The Perl Toolchain Summit needs more sponsors. If your company depends on Perl, please support this very important event.

NAME

Message::Style - Perl module to perform stylistic analysis of messages

SYNOPSIS

  use Message::Style;

  my $score=Message::Style::score(\@article);
  # or
  my $score=Message::Style::score(@article);

DESCRIPTION

This Perl library does an analysis of a RFC2822 format message (typically email messages or Usenet posts) and produces a score that, in the author's opinion, gives a good indication as to whether the poster is a fsckwit, and therefore whether their message should be ignored.

SCORING MECHANISM

This script takes a Usenet article (or other RFC822 formatted text) and attempts to identify whether the sender is a fsckwit. It does this by analysing quoting style, line length, spelling, and various other criteria.

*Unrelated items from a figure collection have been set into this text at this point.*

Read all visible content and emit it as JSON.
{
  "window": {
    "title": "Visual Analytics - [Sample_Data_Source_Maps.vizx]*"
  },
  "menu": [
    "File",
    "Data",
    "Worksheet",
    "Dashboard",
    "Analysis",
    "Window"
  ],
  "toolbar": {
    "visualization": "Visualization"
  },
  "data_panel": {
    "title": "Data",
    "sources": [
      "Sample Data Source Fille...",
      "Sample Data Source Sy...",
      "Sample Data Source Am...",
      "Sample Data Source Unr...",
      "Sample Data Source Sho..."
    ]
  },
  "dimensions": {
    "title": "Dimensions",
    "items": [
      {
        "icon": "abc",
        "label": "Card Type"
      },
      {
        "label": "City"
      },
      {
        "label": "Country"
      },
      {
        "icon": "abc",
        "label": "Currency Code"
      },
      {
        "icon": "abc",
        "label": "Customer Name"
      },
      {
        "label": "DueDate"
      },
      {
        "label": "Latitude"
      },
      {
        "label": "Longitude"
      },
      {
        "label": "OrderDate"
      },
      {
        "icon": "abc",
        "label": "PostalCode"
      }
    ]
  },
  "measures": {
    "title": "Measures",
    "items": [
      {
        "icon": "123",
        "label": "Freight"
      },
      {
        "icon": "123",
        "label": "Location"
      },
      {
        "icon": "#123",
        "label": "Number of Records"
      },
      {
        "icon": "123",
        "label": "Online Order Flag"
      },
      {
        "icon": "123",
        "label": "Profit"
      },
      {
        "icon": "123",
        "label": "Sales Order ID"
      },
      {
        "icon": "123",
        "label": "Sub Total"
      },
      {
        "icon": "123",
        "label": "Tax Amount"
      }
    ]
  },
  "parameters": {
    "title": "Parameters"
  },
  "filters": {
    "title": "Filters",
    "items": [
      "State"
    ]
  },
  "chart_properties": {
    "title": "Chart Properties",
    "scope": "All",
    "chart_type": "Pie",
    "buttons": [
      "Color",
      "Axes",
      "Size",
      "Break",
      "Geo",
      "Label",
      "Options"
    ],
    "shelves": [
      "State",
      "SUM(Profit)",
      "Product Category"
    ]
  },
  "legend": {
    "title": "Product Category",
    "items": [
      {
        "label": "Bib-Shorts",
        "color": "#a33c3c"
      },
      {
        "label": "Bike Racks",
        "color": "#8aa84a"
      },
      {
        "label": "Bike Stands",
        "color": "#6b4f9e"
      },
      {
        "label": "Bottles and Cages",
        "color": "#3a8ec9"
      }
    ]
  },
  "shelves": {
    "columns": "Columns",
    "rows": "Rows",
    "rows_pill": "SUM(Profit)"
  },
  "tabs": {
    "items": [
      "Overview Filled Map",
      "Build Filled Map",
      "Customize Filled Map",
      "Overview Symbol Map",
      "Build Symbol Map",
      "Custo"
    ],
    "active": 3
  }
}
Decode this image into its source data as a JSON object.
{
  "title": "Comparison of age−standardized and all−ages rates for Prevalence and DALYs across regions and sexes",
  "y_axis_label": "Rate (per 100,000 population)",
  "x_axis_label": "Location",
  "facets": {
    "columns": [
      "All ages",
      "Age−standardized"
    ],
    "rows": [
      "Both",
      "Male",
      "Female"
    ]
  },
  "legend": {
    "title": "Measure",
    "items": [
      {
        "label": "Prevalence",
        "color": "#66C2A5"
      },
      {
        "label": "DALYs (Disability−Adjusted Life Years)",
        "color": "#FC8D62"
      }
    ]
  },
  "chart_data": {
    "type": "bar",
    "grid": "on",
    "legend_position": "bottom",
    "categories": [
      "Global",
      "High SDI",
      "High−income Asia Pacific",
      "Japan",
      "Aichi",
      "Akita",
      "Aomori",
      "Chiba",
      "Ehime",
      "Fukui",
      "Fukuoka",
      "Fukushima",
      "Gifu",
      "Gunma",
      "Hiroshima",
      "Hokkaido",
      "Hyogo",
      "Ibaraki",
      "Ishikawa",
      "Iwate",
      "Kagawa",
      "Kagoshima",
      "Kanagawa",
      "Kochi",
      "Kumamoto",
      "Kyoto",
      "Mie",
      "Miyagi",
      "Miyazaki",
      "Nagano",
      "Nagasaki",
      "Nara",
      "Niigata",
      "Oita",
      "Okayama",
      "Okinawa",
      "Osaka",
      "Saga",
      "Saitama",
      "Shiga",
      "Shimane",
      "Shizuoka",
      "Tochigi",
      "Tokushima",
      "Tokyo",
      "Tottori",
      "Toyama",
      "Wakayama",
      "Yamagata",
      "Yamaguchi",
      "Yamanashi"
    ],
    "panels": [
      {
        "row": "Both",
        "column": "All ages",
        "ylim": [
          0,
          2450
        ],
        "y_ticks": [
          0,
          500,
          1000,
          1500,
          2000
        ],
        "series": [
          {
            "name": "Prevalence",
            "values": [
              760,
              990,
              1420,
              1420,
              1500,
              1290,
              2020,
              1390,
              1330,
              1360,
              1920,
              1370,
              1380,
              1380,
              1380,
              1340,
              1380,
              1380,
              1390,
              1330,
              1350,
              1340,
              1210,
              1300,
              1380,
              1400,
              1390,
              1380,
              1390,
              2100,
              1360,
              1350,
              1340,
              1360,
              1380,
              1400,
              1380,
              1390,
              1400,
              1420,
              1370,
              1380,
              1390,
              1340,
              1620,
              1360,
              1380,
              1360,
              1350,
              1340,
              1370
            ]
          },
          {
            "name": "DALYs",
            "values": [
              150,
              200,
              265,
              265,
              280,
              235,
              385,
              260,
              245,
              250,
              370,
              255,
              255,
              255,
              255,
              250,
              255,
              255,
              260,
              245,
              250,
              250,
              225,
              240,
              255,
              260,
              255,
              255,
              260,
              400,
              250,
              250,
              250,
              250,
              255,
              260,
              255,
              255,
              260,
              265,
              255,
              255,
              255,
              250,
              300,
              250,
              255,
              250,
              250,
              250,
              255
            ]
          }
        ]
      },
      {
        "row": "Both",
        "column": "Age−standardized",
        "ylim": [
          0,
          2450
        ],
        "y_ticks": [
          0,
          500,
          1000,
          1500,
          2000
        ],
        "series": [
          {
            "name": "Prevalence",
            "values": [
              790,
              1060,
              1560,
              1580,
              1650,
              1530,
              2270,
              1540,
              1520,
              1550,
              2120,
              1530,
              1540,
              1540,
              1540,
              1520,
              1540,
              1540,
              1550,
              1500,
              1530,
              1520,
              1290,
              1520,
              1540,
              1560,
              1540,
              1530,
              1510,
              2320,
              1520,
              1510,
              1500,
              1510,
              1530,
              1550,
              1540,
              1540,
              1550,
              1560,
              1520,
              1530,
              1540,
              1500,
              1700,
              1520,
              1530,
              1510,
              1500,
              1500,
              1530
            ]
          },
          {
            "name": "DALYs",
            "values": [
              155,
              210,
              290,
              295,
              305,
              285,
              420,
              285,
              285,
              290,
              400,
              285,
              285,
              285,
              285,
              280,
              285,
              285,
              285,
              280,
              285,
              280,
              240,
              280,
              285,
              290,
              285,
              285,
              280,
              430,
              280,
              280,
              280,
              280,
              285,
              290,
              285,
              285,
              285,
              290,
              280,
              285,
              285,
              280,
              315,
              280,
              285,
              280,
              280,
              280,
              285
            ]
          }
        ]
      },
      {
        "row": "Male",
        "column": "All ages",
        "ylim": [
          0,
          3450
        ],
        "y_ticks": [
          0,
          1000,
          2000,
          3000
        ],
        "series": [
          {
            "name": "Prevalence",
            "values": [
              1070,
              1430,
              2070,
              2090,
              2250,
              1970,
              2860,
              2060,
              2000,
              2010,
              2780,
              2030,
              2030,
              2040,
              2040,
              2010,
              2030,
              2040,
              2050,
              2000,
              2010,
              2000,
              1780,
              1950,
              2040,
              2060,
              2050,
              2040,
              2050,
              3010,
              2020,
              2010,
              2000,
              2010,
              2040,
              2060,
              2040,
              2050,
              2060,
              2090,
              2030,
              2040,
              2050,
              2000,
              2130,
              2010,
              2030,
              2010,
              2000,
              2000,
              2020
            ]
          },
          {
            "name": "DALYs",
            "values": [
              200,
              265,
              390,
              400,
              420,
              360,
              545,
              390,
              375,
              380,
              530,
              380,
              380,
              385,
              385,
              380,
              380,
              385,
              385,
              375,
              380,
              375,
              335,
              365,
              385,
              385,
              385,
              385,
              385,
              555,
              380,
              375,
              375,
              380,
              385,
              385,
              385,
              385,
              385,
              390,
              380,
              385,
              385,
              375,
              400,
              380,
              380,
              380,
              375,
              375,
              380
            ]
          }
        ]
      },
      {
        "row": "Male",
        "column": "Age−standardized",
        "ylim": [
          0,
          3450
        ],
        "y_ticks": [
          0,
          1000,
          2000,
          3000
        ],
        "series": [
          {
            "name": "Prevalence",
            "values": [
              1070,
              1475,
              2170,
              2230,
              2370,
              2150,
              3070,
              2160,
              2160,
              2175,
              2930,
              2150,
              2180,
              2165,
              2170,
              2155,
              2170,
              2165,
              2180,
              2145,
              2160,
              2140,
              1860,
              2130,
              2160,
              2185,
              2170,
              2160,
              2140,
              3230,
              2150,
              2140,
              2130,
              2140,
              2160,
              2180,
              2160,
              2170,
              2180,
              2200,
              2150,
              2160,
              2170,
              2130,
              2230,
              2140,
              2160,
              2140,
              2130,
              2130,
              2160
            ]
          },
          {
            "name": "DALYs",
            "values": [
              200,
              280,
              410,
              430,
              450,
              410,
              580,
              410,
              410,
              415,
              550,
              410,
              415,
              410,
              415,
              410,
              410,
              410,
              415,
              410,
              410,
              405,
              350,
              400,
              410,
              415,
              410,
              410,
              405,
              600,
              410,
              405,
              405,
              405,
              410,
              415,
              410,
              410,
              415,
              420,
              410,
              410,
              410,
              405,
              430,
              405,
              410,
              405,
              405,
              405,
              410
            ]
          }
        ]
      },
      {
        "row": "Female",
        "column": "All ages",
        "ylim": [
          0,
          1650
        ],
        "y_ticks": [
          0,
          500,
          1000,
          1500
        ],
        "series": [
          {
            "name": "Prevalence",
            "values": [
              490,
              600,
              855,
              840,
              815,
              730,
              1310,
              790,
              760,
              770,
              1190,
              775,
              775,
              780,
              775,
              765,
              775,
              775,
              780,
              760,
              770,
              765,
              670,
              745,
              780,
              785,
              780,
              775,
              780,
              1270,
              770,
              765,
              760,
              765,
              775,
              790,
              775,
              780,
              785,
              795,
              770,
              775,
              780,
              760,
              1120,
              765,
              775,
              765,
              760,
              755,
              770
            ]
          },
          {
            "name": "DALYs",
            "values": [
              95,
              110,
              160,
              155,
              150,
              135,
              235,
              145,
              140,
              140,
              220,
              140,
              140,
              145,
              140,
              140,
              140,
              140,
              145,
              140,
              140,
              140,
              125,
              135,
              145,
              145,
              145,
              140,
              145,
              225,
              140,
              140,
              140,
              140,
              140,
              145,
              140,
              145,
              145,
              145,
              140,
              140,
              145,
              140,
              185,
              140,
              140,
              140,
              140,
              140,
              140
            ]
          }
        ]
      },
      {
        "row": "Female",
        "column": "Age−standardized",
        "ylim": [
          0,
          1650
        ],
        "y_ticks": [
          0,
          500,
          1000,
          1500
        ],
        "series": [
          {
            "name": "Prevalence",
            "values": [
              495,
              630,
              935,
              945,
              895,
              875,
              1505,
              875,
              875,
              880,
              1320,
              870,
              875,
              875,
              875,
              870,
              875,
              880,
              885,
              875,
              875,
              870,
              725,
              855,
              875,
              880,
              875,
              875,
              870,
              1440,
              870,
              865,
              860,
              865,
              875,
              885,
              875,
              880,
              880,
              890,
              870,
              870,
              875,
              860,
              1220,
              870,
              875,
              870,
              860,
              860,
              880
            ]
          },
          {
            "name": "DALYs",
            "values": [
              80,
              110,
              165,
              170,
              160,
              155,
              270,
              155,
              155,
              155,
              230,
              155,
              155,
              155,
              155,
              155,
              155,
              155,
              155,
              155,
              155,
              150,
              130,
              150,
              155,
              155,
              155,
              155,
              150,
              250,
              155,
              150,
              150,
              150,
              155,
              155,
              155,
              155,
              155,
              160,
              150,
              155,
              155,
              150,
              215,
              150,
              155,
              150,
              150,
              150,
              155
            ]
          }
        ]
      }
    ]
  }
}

There are several things that are annoying about Usenet posts, the scores are related to the "cost" of these. There are Byte Points (bandwidth wasted in transmission of pointless material) and Line Points (time wasted scrolling through pointless material). These, and their justifications are:

  1. Article has excessively long lines.

    Long lines are wrapped by some newsreaders, truncated by others, or a horizontal scrollbar is presented. Whatever the case, these cause extra effort for the reader to scroll. A Line Point is given for every block of 80 chars (or part) beyond char 80.

  2. Article is not completely in plain text.

    Non-plain Content-Type, e.g. text/html, or a non-text Content-Encoding is unreadable to many. Byte Points are given for the entire article.

  3. Article has a very large signature.

    Signatures are generally a waste of bandwidth, and long ones need to be paged through. It is considered bad form to have a signature larger than the McQuary limit of 80x4. Because of that, Byte Points and Line Points scored for every character and line outside the 80x4 box.

  4. Article contains a Big Ugly ASCII Graphic (BUAG)

    BUAGs are those annoying graphics that always seem to come with "cute" extralong signatures. These are warned of, but not scored since they've already been accounted for in 3 (and also because BUAGs in the body of the message are sometimes useful.)

  5. Article has incorrectly-formatted quoted material.

    A quote is expected to precede the original material. Scoring is based upon this. The first four lines of the quoted material doesn't score at all. The original material is then counted for lines and bytes, and half of each is also allowed for quoted material. Beyond that, Byte and Line scores are applied. Top-posted articles are expected to score badly from this heuristic.

In addition, Byte and Line scores are multipled by the number of newsgroups crossposted to.

For final scoring, a Line point equals 40 Byte points.

FUNCTIONS

score
  my $score=Message::Style::score(@article);

Performs a scoring operation on the article, and returns the score.

WARNINGS

This module is basically the result of ripping out the core of a really nasty script I wrote early in my Perl career and wrapping the minimum around it to pass CPAN muster. So the code is a bit crufty, although it does certainly work and has heard of strict and warn.

It was however reasonably well-tested at the time thanks to plenty of fsckwit source material on birmingham.misc / uk.local.birmingham.

SEE ALSO

AUTHOR

All code and documentation by Peter Corlett <abuse@cabal.org.uk>.

COPYRIGHT

Copyright (C) 2000-2004 Peter Corlett <abuse@cabal.org.uk>. All rights reserved.

This program is free software; you can redistribute it and/or modify it under the same terms as Perl itself.

SUPPORT / WARRANTY

This is free software. IT COMES WITHOUT WARRANTY OF ANY KIND.